Finally, a typeface for all the words governments never say about surveillance

Surveillance has proven to be good fodder for games. In Touch Tone, a fictional yet fathomable government has deputized its citizenry to spy on their peers by solving puzzles and decoding encryption keys and codes to access private data. Nothing to Hide applies the logic to your every movement. It is a virtual Panopticon that requires your location, likeness, and actions to be visible at all times. Attempts at evasion are futile. Privacy is dead. There are no secrets anymore. These titles use video game mechanics to make the logic of surveillance explicit.  Their metaphors may even be too successful insofar as they make privacy violations appear to be common knowledge when they are actually shrouded in secrecy. 

Enter Project Seen, a typeface that automatically censors so-called “spook words,” that are tracked by the likes of the NSA and Britain’s GCHQ. Here, for instance, is the previous paragraph printed in Seen:

That’s a fair amount of censorship—and I didn’t even mention any specific agencies or nations, virtually all of which are automatically censored by Seen.
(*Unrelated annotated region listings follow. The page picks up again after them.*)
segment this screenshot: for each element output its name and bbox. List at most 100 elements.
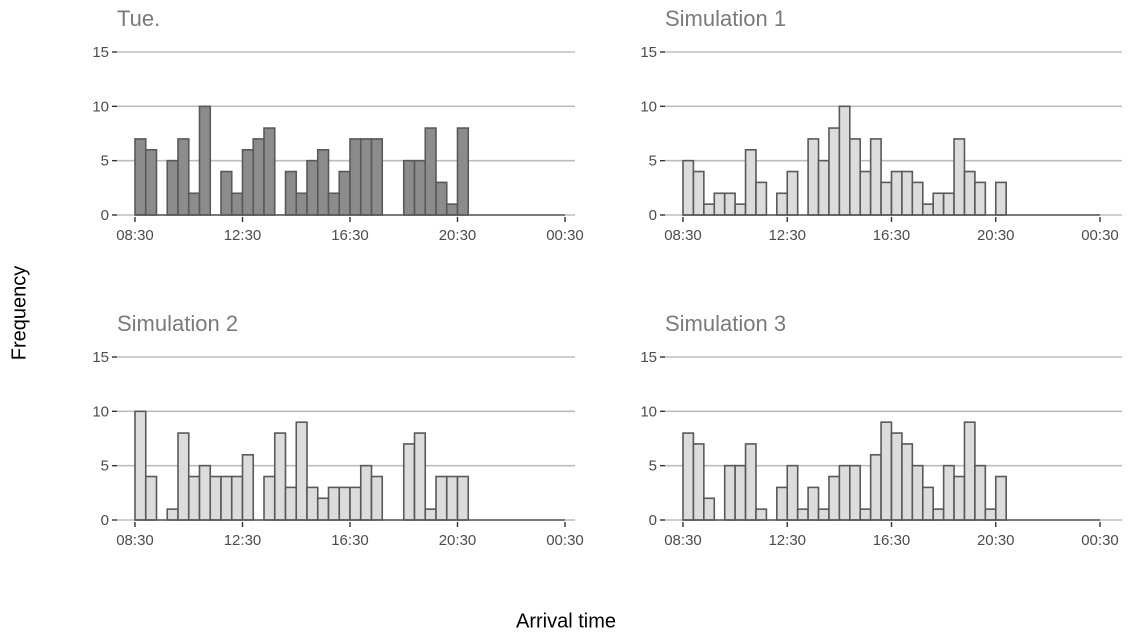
histogram-bar <box>869 453 882 521</box>
histogram-bar <box>848 138 862 216</box>
x-tick-label: 12:30 <box>768 532 806 549</box>
x-tick-label: 20:30 <box>977 532 1015 549</box>
histogram-bar <box>890 432 903 521</box>
histogram-bar <box>713 192 726 216</box>
x-tick-label: 00:30 <box>1081 227 1119 244</box>
histogram-bar <box>786 170 799 216</box>
histogram-bar <box>306 486 319 521</box>
histogram-bar <box>921 203 935 216</box>
histogram-bar <box>734 464 747 521</box>
histogram-bar <box>890 170 903 216</box>
histogram-bar <box>230 475 244 521</box>
histogram-bar <box>974 464 987 521</box>
histogram-bar <box>880 181 893 216</box>
histogram-bar <box>932 192 945 216</box>
x-axis-label: Arrival time <box>515 610 617 633</box>
histogram-bar <box>692 443 705 521</box>
histogram-bar <box>370 138 384 216</box>
x-tick-label: 16:30 <box>331 227 369 244</box>
histogram-bar <box>692 170 705 216</box>
y-tick-label: 5 <box>649 153 657 170</box>
histogram-bar <box>424 508 437 521</box>
y-tick-label: 15 <box>640 44 657 61</box>
histogram-bar <box>974 181 987 216</box>
x-tick-label: 16:30 <box>873 532 911 549</box>
x-tick-label: 08:30 <box>664 227 702 244</box>
histogram-bar <box>703 497 716 521</box>
histogram-bar <box>241 149 255 216</box>
x-tick-label: 20:30 <box>439 227 477 244</box>
histogram-bar <box>263 475 276 521</box>
histogram-bar <box>349 138 362 216</box>
x-tick-label: 16:30 <box>331 532 369 549</box>
histogram-bar <box>327 486 341 521</box>
y-tick-label: 10 <box>92 98 109 115</box>
y-tick-label: 10 <box>640 403 657 420</box>
y-tick-label: 0 <box>101 512 109 529</box>
histogram-bar <box>435 181 448 216</box>
histogram-bar <box>134 138 147 216</box>
panel-title: Simulation 2 <box>117 311 238 336</box>
histogram-bar <box>828 475 841 521</box>
histogram-bar <box>932 508 945 521</box>
histogram-bar <box>807 138 820 216</box>
histogram-bar <box>413 432 427 521</box>
histogram-bar <box>994 181 1007 216</box>
histogram-bar <box>817 508 830 521</box>
y-tick-label: 10 <box>640 98 657 115</box>
panel-title: Simulation 3 <box>665 311 786 336</box>
histogram-bar <box>187 475 201 521</box>
histogram-bar <box>901 443 914 521</box>
histogram-bar <box>456 475 470 521</box>
y-tick-label: 5 <box>101 153 109 170</box>
histogram-bar <box>942 192 955 216</box>
x-tick-label: 08:30 <box>664 532 702 549</box>
x-tick-label: 20:30 <box>977 227 1015 244</box>
histogram-bar <box>177 138 190 216</box>
histogram-bar <box>273 432 287 521</box>
panel-1: Simulation 1 0 5 10 15 08:30 12:30 16:30 20:30 00… <box>640 6 1122 244</box>
y-tick-label: 15 <box>92 349 109 366</box>
histogram-bar <box>402 443 416 521</box>
histogram-bar <box>942 464 955 521</box>
panel-0: Tue. 0 5 10 15 08:30 12:30 16:30 20:30 00:30 <box>92 6 583 244</box>
histogram-bar <box>828 127 841 216</box>
histogram-bar <box>144 149 158 216</box>
histogram-bar <box>807 486 820 521</box>
histogram-bar <box>901 170 914 216</box>
y-axis-label: Frequency <box>8 265 31 361</box>
histogram-bar <box>786 464 799 521</box>
histogram-bar <box>838 105 851 216</box>
histogram-bar <box>413 159 427 216</box>
x-tick-label: 12:30 <box>768 227 806 244</box>
x-tick-label: 16:30 <box>873 227 911 244</box>
histogram-bar <box>838 464 851 521</box>
histogram-bar <box>880 421 893 521</box>
histogram-bar <box>911 464 924 521</box>
histogram-bar <box>776 486 789 521</box>
histogram-bar <box>734 203 747 216</box>
x-tick-label: 00:30 <box>546 532 584 549</box>
panel-title: Simulation 1 <box>665 6 786 31</box>
histogram-bar <box>166 508 179 521</box>
histogram-bar <box>921 486 935 521</box>
histogram-bar <box>209 475 222 521</box>
histogram-bar <box>166 159 179 216</box>
histogram-bar <box>682 159 695 216</box>
histogram-bar <box>963 170 976 216</box>
histogram-bar <box>994 475 1007 521</box>
histogram-bar <box>230 192 244 216</box>
histogram-bar <box>755 181 768 216</box>
x-tick-label: 00:30 <box>546 227 584 244</box>
histogram-bar <box>963 421 976 521</box>
histogram-bar <box>848 464 862 521</box>
histogram-bar <box>445 203 459 216</box>
histogram-bar <box>859 508 872 521</box>
histogram-bar <box>252 138 265 216</box>
histogram-bar <box>744 443 757 521</box>
histogram-bar <box>134 410 147 521</box>
x-tick-label: 12:30 <box>224 532 262 549</box>
histogram-bar <box>198 105 212 216</box>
Which is not to say that Seen is entirely inflexible: Your documents can be censored using strike-through, a form of underline that blacks out the lower half of each glyph, or the good old complete blackout. Whatever form of obscurantism you desire, Seen can provide it.

Whatever form of obscurantism you desire, Seen can provide it. 

Project Seen is a valuable companion piece to the likes of Touch Tone and Nothing to Hide. Its existence helps to explain why these games are valuable. If invasions of privacy are not going to be openly discussed and documents censored in the manner Project Seen emulates, then we’re going to have to rely on the likes of Touch Tone and Nothing to Hide to spur discussions about surveillance.